Do you really need to receive letters of reference with my application? Yes, of course, you want perspectives on candidates from people who have worked with us in the past. Will you use their letters in the very first round of sorting through dozens (or hundreds) of applicants? Probably not. I have met a few faculty members who tell me that they do read letters for that first-stage decision — but those professors are the rare, possibly superhuman, exceptions. For candidates, making sure letters get delivered means making sure that three-to-five usually very busy senior collaborators know the general description of the job opening in question, the idiosyncratic method by which letters should be submitted, and the deadline for submission — then following up to ensure they meet that deadline. If you have 100 initial applicants, each with three referees, you’ve made the lives of 400 people a little worse just so you don’t have to send a tenth as many emails at a later stage of the hiring process.
Give me a clear deadline. It doesn’t happen often, but there is nothing more frustrating than an ad that provides no more information on the hiring timeline than “review of applications will begin immediately.” I’m preparing dozens of applications. Let me know where I need to put yours in the queue. Otherwise it looks like you want candidates to drop everything and apply to your position right this moment, and that doesn’t bode well for what they can expect if and when they become colleagues in your department.
Give me a prompt “no.” It routinely takes months after the submission deadline to get official word that an application didn’t make it past the first round. Sure, you’ve got other things to do, but it would be polite — and could inform my choices over the remainder of Hiring Season — to let me know as soon as I’m out of the running. It doesn’t need to be an elaborate email; a short form letter is fine. (Frankly, vague statements about how many qualified applicants there were, and how difficult the decision was, don’t really soften the blow.)
Between managing my reference requests, tracking the various documents each committee wants to see, and writing specific cover letters, research plans, and teaching statements for dozens of applications over a single hiring season, it’s a full-time job just to be on the market. Even with the best planning tricks and applications, hunting for a faculty job while maintaining any kind of research productivity needs the kind of organizational skills associated with managing a multimillion-dollar international collaboration.
But maybe that’s sort of the point?
Coaxing contributions from distracted collaborators, meeting arbitrary requirements for content and formatting, juggling dozens of deadlines within a month — all of the quirks and frustrations of the academic job market are quirks and frustrations associated with almost anything worth doing within academia. Things like: updating a curriculum, applying for external research funding, applying to present at a scientific meeting, organizing a scientific meeting, submitting papers for peer review, managing peer review as an academic editor for a scholarly journal, or assembling materials for tenure review.
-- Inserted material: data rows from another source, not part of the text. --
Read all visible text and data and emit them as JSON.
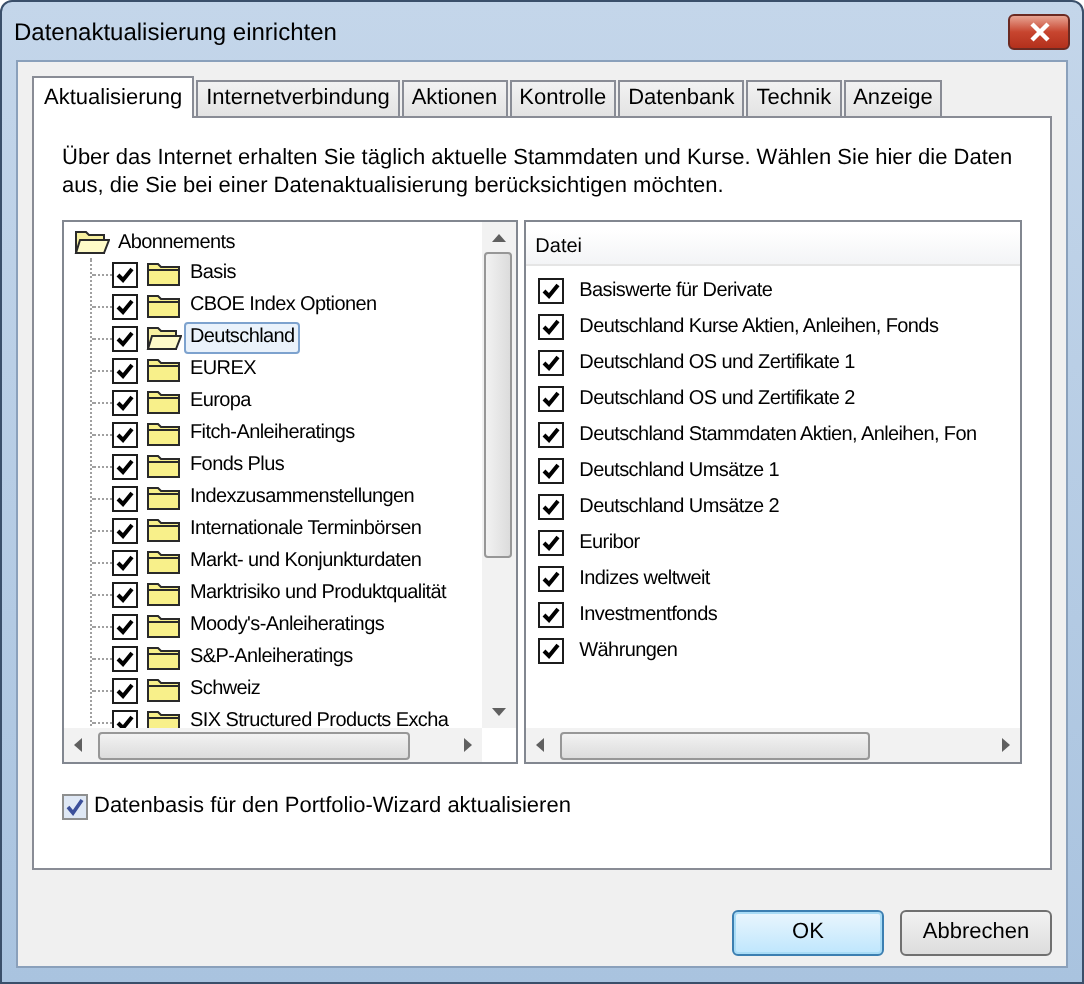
{
  "window": {
    "title": "Datenaktualisierung einrichten"
  },
  "tabs": [
    {
      "label": "Aktualisierung",
      "selected": true
    },
    {
      "label": "Internetverbindung",
      "selected": false
    },
    {
      "label": "Aktionen",
      "selected": false
    },
    {
      "label": "Kontrolle",
      "selected": false
    },
    {
      "label": "Datenbank",
      "selected": false
    },
    {
      "label": "Technik",
      "selected": false
    },
    {
      "label": "Anzeige",
      "selected": false
    }
  ],
  "description": "Über das Internet erhalten Sie täglich aktuelle Stammdaten und Kurse. Wählen Sie hier die Daten aus, die Sie bei einer Datenaktualisierung berücksichtigen möchten.",
  "tree": {
    "label": "Abonnements",
    "expanded": true,
    "children": [
      {
        "label": "Basis",
        "checked": true,
        "selected": false
      },
      {
        "label": "CBOE Index Optionen",
        "checked": true,
        "selected": false
      },
      {
        "label": "Deutschland",
        "checked": true,
        "selected": true
      },
      {
        "label": "EUREX",
        "checked": true,
        "selected": false
      },
      {
        "label": "Europa",
        "checked": true,
        "selected": false
      },
      {
        "label": "Fitch-Anleiheratings",
        "checked": true,
        "selected": false
      },
      {
        "label": "Fonds Plus",
        "checked": true,
        "selected": false
      },
      {
        "label": "Indexzusammenstellungen",
        "checked": true,
        "selected": false
      },
      {
        "label": "Internationale Terminbörsen",
        "checked": true,
        "selected": false
      },
      {
        "label": "Markt- und Konjunkturdaten",
        "checked": true,
        "selected": false
      },
      {
        "label": "Marktrisiko und Produktqualität",
        "checked": true,
        "selected": false
      },
      {
        "label": "Moody's-Anleiheratings",
        "checked": true,
        "selected": false
      },
      {
        "label": "S&P-Anleiheratings",
        "checked": true,
        "selected": false
      },
      {
        "label": "Schweiz",
        "checked": true,
        "selected": false
      },
      {
        "label": "SIX Structured Products Excha",
        "checked": true,
        "selected": false
      }
    ]
  },
  "file_list": {
    "column": "Datei",
    "items": [
      {
        "label": "Basiswerte für Derivate",
        "checked": true
      },
      {
        "label": "Deutschland Kurse Aktien, Anleihen, Fonds",
        "checked": true
      },
      {
        "label": "Deutschland OS und Zertifikate 1",
        "checked": true
      },
      {
        "label": "Deutschland OS und Zertifikate 2",
        "checked": true
      },
      {
        "label": "Deutschland Stammdaten Aktien, Anleihen, Fon",
        "checked": true
      },
      {
        "label": "Deutschland Umsätze 1",
        "checked": true
      },
      {
        "label": "Deutschland Umsätze 2",
        "checked": true
      },
      {
        "label": "Euribor",
        "checked": true
      },
      {
        "label": "Indizes weltweit",
        "checked": true
      },
      {
        "label": "Investmentfonds",
        "checked": true
      },
      {
        "label": "Währungen",
        "checked": true
      }
    ]
  },
  "portfolio_option": {
    "label": "Datenbasis für den Portfolio-Wizard aktualisieren",
    "checked": true
  },
  "buttons": [
    {
      "label": "OK",
      "kind": "default"
    },
    {
      "label": "Abbrechen",
      "kind": "normal"
    }
  ]
}
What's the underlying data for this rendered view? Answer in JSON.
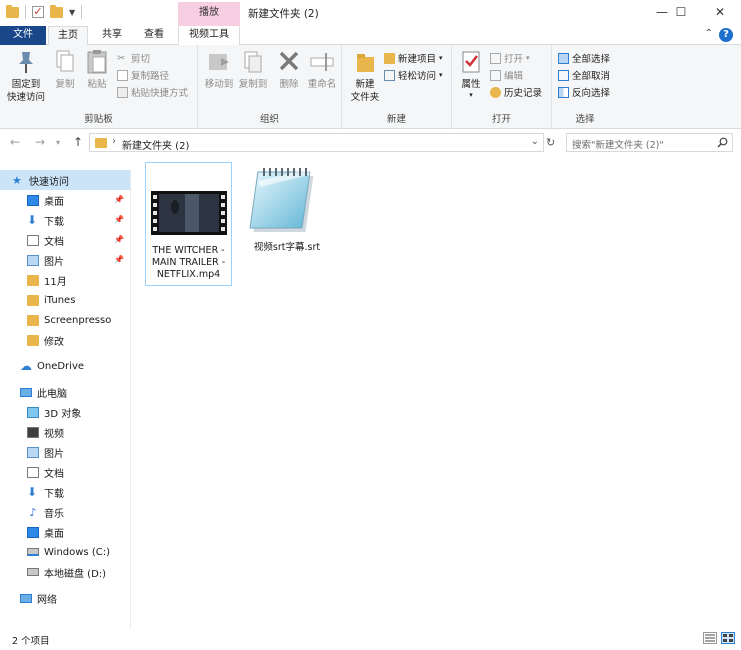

The more I think about it, the more it seems that my search for a faculty job is calling upon skills I’ll need if and when I actually do land a faculty job.
So maybe the convoluted, jury-rigged, opaque process by which departments find new faculty is pretty good at identifying people who will do well as faculty, if only inadvertently. Or maybe, after another weekend spent writing and rewriting statements — about who I am, what I’ve accomplished as a scientist, and what I’d like to do in the next six years — I’ve succumbed to Stockholm syndrome.